Oh, but you say, “I do not believe in God, and I reject the notion that marriage is a blessing somehow formed, or conceived of, by God.” No one can truly believe in God on behalf of another. But the case for the unique definition and place of marriage does not rest only on such a belief. Evidence abounds that, like the rain, marriage is associated with good outcomes for those who enter into it or are committed to it. The evidence is overwhelmingly positive in this regard. And is that not exactly what we would expect to be the case, if marriage had, for sake of argument, been created as the one foundationally sound human relationship, “good,” indeed “very good,” as it were?

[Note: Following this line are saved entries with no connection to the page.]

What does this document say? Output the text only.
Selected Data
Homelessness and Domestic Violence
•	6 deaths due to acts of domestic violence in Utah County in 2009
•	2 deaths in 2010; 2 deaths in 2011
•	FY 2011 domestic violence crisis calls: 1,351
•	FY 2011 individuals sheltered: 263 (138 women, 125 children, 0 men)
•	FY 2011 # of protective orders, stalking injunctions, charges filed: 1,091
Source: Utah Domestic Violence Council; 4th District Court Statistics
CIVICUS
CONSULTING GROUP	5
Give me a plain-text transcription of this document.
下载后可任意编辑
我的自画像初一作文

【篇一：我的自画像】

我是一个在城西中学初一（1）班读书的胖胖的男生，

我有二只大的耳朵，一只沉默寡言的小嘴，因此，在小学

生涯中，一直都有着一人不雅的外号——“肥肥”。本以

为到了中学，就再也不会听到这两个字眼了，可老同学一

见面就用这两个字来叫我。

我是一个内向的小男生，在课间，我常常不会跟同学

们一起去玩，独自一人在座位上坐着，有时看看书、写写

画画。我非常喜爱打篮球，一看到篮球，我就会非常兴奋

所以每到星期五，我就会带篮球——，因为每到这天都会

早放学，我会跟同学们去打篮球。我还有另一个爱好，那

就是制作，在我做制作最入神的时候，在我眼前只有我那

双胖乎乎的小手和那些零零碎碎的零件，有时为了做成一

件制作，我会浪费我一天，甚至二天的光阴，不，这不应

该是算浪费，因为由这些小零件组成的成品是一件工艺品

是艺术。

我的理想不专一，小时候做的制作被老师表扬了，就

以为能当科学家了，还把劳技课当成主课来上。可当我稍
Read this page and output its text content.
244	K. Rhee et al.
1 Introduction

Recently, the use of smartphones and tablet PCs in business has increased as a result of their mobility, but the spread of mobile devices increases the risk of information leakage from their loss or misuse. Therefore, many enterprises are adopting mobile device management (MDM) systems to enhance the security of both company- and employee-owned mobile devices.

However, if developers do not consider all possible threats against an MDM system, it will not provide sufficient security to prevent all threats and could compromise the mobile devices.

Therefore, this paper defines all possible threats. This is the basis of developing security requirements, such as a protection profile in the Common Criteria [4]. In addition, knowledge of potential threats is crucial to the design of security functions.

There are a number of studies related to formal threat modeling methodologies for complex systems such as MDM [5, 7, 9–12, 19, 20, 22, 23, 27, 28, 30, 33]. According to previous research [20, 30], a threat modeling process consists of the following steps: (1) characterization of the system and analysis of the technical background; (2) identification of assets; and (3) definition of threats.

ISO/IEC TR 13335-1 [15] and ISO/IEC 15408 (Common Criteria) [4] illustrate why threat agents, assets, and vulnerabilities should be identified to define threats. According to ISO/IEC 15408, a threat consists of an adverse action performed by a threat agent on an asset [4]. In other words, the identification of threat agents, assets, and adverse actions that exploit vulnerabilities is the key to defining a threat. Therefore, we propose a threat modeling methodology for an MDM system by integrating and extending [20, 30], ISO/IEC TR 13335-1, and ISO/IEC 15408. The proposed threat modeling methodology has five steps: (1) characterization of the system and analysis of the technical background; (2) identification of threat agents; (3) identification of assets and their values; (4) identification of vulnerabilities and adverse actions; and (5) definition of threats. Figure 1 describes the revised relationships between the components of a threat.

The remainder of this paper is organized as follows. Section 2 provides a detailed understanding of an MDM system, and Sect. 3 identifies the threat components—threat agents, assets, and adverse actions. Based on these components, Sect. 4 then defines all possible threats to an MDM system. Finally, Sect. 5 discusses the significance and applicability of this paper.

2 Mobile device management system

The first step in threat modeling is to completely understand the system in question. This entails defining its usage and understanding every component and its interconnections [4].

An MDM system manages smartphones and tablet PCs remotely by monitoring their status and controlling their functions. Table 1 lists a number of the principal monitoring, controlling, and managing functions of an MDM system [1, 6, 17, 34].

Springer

And this is not to say that effort plays no role in the success of marriage. To be sure, marriage, like everything else in the world we have now has been singed, tainted, damaged. Marriage has produced heartache as well as joy. With all due respect to Joni Mitchell, we will never truly get back to the Garden. There is, and will be, no “perfect” marriage because there are no perfect people. But marriage still in actual life, the highest plateau upon which to live out a committed sexual union relationship.

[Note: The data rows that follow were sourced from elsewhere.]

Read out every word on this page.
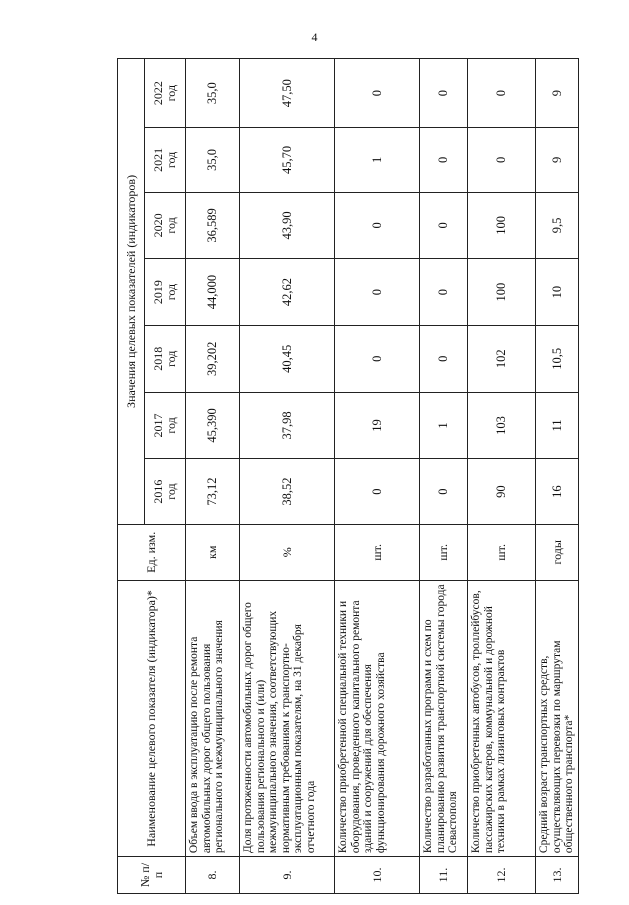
4
№ п/п	Наименование целевого показателя (индикатора)*	Ед. изм.	Значения целевых показателей (индикаторов)						

			2016 год	2017 год	2018 год	2019 год	2020 год	2021 год	2022 год

8.	Объем ввода в эксплуатацию после ремонта автомобильных дорог общего пользования регионального и межмуниципального значения	км	73,12	45,390	39,202	44,000	36,589	35,0	35,0
9.	Доля протяженности автомобильных дорог общего пользования регионального и (или) межмуниципального значения, соответствующих нормативным требованиям к транспортно- эксплуатационным показателям, на 31 декабря отчетного года	%	38,52	37,98	40,45	42,62	43,90	45,70	47,50
10.	Количество приобретенной специальной техники и оборудования, проведенного капитального ремонта зданий и сооружений для обеспечения функционирования дорожного хозяйства	шт.	0	19	0	0	0	1	0
11.	Количество разработанных программ и схем по планированию развития транспортной системы города Севастополя	шт.	0	1	0	0	0	0	0
12.	Количество приобретенных автобусов, троллейбусов, пассажирских катеров, коммунальной и дорожной техники в рамках лизинговых контрактов	шт.	90	103	102	100	100	0	0
13.	Средний возраст транспортных средств, осуществляющих перевозки по маршрутам общественного транспорта*	годы	16	11	10,5	10	9,5	9	9
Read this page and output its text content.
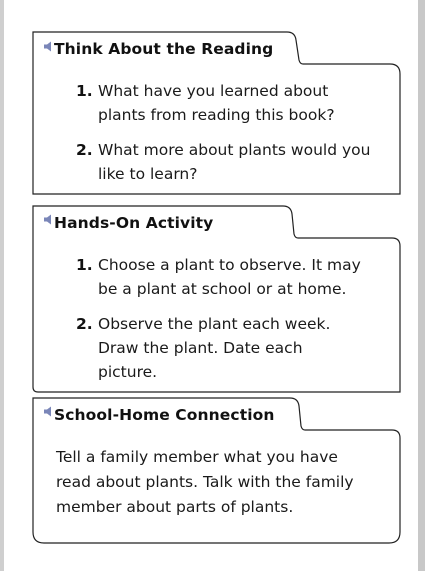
Think About the Reading
1. What have you learned about plants from reading this book?
2. What more about plants would you like to learn?
Hands-On Activity
1. Choose a plant to observe. It may be a plant at school or at home.
2. Observe the plant each week. Draw the plant. Date each picture.
School-Home Connection

Tell a family member what you have read about plants. Talk with the family member about parts of plants.
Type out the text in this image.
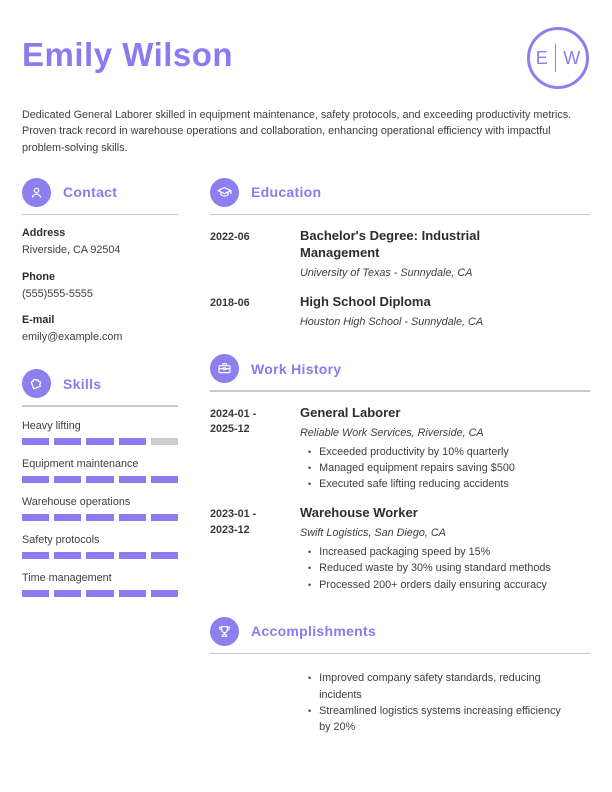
Emily Wilson	E W

Dedicated General Laborer skilled in equipment maintenance, safety protocols, and exceeding productivity metrics. Proven track record in warehouse operations and collaboration, enhancing operational efficiency with impactful problem-solving skills.

Contact
Address
Riverside, CA 92504
Phone
(555)555-5555
E-mail
emily@example.com
Skills
Heavy lifting
Equipment maintenance
Warehouse operations
Safety protocols
Time management
Education
2022-06	Bachelor's Degree: Industrial Management
University of Texas - Sunnydale, CA
2018-06	High School Diploma
Houston High School - Sunnydale, CA
Work History
2024-01 -
2025-12
General Laborer
Reliable Work Services, Riverside, CA
• Exceeded productivity by 10% quarterly
• Managed equipment repairs saving $500
• Executed safe lifting reducing accidents
2023-01 -
2023-12
Warehouse Worker
Swift Logistics, San Diego, CA
• Increased packaging speed by 15%
• Reduced waste by 30% using standard methods
• Processed 200+ orders daily ensuring accuracy
Accomplishments
• Improved company safety standards, reducing incidents
• Streamlined logistics systems increasing efficiency by 20%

We recognize that, like the variations in the rain, the blessings of marriage are not entirely uniform or predictable. Nor does marriage flourish without diligence, dedication, sacrifice and love. This rule applies to nearly every human endeavor, from the attainment of Olympic gold to the mere satisfaction of a “job well done” to the even more significant successful raising of a child. So too we know that the farmer’s fields will not produce a uniform harvest, or that only by planting the seed will he guarantee the success of his crop. As we would think a fool the farmer that disclaims the rain for his fields, so might it not also be foolish to jettison the very meaning of what marriage is and always has been known to be?
Citizens of California, think clearly, act wisely, affirm the unique sexual relationship of marriage resoundingly.